Friday, December 28, 2012

Smartypants


She was six years old, tow-headed and blue-eyed, whip-smart and just as precocious as she could be. 

She had a raging, fluctuant abscess in her axilla about the size of an egg.  It had been there, erythematous and growing, for six weeks by the time they finally came in to be seen.  It was painful for her - and it looked it.  Luckily, the treatment of an abscess is straightforward: you incise and drain it.  For a pediatric patient, this would be done under anesthesia in the operating room.

She came in to the hospital with her father, and they were shown into one of the day surgery suites, where they would wait until she was taken back to the OR.  The surgical intern went to do her pre-operative history and get consent for the surgery.  When she was asking details about the time course of this rather large lump in the patient's armpit, her father explained that they had noticed it a few weeks back, but that he had not brought her in sooner because he had assumed it was an enlarged lymph node.  She had had a recent cold, and her father chalked it up to that for a while until he realized it wasn't resolving.  

The intern began to explain to him and his daughter that it appeared that the lump, instead of an enlarged lymph node, was actually an abscess. 

"This basically means that it is a collection of pus from an infection somewhere that the body has walled off into this pocket, and that is what we are going to drain today."

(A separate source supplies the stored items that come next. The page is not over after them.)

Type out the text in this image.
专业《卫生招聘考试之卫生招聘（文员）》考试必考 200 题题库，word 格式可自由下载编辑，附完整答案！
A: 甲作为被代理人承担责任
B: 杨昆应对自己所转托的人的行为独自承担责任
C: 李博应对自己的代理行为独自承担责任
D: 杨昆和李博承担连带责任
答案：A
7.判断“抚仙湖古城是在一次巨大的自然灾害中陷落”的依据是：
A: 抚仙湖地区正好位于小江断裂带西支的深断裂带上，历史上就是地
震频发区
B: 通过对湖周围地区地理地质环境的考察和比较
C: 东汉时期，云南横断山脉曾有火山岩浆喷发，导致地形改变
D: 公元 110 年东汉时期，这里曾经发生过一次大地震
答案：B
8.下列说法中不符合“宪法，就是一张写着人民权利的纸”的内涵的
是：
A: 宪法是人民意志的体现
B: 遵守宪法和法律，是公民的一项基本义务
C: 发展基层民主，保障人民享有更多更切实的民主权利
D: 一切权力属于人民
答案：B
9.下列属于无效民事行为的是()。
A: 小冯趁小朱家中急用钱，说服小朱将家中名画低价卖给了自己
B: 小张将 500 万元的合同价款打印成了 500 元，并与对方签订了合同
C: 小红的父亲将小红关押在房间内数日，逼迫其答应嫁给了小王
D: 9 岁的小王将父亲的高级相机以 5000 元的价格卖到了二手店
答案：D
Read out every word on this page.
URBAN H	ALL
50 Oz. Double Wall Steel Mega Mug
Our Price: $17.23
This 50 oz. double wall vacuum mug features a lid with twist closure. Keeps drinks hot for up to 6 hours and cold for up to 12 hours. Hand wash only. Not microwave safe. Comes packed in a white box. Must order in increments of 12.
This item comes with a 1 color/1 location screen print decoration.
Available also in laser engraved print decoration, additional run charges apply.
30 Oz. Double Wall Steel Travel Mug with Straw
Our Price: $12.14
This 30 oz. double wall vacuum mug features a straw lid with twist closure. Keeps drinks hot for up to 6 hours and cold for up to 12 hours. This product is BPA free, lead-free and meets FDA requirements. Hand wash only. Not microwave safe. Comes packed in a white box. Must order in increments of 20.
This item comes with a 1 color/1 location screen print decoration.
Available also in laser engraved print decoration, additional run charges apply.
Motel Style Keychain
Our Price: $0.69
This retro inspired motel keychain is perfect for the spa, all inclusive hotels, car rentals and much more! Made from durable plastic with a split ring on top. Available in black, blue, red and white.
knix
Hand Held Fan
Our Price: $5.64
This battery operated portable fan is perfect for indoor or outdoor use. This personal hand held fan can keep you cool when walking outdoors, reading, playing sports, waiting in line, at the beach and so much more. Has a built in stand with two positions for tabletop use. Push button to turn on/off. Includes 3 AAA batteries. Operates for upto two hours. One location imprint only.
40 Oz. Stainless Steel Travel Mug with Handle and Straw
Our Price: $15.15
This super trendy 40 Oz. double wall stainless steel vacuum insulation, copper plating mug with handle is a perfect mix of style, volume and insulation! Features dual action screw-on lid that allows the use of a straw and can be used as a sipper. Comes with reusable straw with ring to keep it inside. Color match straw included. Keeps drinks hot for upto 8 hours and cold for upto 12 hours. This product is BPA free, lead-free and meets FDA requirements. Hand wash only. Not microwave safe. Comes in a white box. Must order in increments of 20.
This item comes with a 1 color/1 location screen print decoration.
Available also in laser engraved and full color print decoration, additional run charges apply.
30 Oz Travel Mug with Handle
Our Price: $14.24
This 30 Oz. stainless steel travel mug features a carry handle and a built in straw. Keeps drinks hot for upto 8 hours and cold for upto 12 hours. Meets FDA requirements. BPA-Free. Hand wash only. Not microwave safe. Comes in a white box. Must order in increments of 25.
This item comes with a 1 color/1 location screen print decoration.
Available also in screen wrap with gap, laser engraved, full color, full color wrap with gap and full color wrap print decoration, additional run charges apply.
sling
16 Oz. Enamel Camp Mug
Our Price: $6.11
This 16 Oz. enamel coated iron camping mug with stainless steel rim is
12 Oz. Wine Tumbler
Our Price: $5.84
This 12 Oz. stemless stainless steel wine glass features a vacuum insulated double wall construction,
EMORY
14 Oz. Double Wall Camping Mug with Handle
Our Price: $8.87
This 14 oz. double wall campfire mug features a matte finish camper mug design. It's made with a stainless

The father politely cut off her explanation, "Yes, I know what an abscess is.  I have a PhD in Biology."

The  daughter piped up:

"Yeah, and he thinks he is smarter than aaaallll the doctors!"

1 comment:

  1. My mother has this affliction as well. Unfortunately she does not have a PhD in anything remotely connected to science or medicine (unless English literature counts). I just try to avoid discussing anything health-related with her because it's so maddening.